Diese Aspekte können zwar an anderer Stelle im Zulassungsverfahren eine Rolle spielen (z.B. als Bonus im Auswahlverfahren der Hochschulen), sie ersetzen aber nicht die besonderen persönlichen Härtegründe, die für eine Härtefallzulassung erforderlich sind.


6. Wie unterstütze ich Sie bei Härtefallzulassungen ?

Härtefallzulassungen im Studiengang Humanmedizin sind rechtlich und tatsächlich hoch komplex. Sie erfordern eine sehr genaue Kenntnis der landesrechtlichen Vorgaben, der jeweiligen Regelungen bei Hochschulstart und der hochschulinternen Satzungen, aber auch viel Erfahrung mit den typischen Fallkonstellationen und der tatsächlichen Verwaltungspraxis. Als Rechtsanwältin und Fachanwältin für Verwaltungsrecht berate und vertrete seit vielen Jahren bundesweit Bewerber:innen und Studierende im Hochschulzulassungsrecht – mit einem besonderen Schwerpunkt auf Medizinstudienplätzen und Härtefallanträgen sowohl im ersten als auch in höheren Fachsemestern. Durch diese Spezialisierung kann ich oft sehr schnell einschätzen, ob ein Härtefallantrag in Ihrer konkreten Situation Aussicht auf Erfolg hat oder ob ein solcher Weg eher nicht sinnvoll ist. Für Sie bedeutet das:

  • Ich prüfe zunächst mit Ihnen, ob in Ihrem Fall überhaupt eine ernsthafte Härtefallkonstellation erkennbar ist.
  • Wenn ich aus rechtlicher Sicht keine tragfähigen Erfolgsaussichten sehe, sage ich das klar und deutlich und rate von weitere aufwendigen Schritten ab. Ggf. schwenken wir auf ein anderes Vorgehen um.
  • Wenn sich ein Härtefallantrag hingegen anbietet, erarbeite ich mit Ihnen eine klare Strategie und unterstütze Sie bei der geordneten Zusammenstellung und Strukturierung der erforderlichen Unterlagen.

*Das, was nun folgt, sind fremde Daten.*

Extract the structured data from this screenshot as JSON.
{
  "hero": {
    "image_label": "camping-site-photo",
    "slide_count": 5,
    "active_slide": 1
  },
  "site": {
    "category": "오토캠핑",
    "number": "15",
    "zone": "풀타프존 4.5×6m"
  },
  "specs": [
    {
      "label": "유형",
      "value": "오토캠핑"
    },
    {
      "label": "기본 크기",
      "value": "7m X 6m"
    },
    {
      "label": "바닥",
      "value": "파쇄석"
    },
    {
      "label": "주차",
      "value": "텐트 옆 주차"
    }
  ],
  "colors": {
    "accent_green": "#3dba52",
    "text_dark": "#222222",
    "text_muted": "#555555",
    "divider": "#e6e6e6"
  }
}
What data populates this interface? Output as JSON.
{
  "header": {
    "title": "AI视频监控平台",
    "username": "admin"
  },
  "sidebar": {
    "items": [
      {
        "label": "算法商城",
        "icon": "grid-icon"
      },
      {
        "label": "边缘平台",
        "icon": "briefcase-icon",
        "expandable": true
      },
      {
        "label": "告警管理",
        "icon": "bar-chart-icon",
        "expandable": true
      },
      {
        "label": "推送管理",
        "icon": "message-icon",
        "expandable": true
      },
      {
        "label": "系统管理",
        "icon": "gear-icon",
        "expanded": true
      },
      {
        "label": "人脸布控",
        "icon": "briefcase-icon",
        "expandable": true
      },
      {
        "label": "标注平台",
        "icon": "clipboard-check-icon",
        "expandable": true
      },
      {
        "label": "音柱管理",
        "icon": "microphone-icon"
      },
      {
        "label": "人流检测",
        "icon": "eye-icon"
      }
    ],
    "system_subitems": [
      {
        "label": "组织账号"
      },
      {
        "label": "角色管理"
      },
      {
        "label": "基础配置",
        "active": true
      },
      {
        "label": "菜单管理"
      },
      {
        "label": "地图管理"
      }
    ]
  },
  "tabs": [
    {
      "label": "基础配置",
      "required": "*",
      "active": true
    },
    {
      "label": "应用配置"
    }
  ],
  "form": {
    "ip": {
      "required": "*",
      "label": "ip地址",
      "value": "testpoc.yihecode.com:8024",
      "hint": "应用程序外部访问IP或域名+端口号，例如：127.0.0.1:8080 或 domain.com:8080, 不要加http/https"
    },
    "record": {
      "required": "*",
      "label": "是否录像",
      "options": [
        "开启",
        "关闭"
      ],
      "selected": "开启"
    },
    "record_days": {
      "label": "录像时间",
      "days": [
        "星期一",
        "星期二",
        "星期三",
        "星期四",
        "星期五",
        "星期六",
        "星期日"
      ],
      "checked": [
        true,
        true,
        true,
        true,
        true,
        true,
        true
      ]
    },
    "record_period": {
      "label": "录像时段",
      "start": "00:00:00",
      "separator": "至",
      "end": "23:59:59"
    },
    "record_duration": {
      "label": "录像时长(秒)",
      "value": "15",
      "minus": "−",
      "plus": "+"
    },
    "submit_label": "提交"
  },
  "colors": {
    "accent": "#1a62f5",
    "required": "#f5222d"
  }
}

Die anwaltliche Erstberatung biete ich zu einer gesetzlichen Erstberatungsgebühr nach RVG von 226,10 Euro (brutto) an. Diese Erstberatung kann unkompliziert über meine Homepage online gebucht und in der Regel auch per Videokonferenz oder telefonisch durchgeführt werden. In der Erstberatung erhalten Sie eine fundierte rechtliche Einschätzung dazu, ob ein Härtefallantrag im Medizinstudium in Ihrem Fall in Betracht kommt und welche nächsten Schritte sinnvoll sind. Kommt es anschließend zu einer tatsächlichen Mandatierung, etwa zur Ausarbeitung und Begründung eines Härtefallantrags oder zur Vertretung in einem Widerspruchs- oder Klageverfahren, erfolgt die Zusammenarbeit mit mir grundsätzlich auf Grundlage einer Honorarvereinbarung. Hintergrund ist, dass es bei Medizinstudienplätzen um ein sehr hohes persönliches und berufliches Gut geht und dass die Bearbeitung dieser Verfahren ein äußerst spezialisiertes, zeitintensives Fachwissen erfordert. Die Vergütung nach dem RVG bildet hier weder den Wert noch meine erlangte Expertise ab.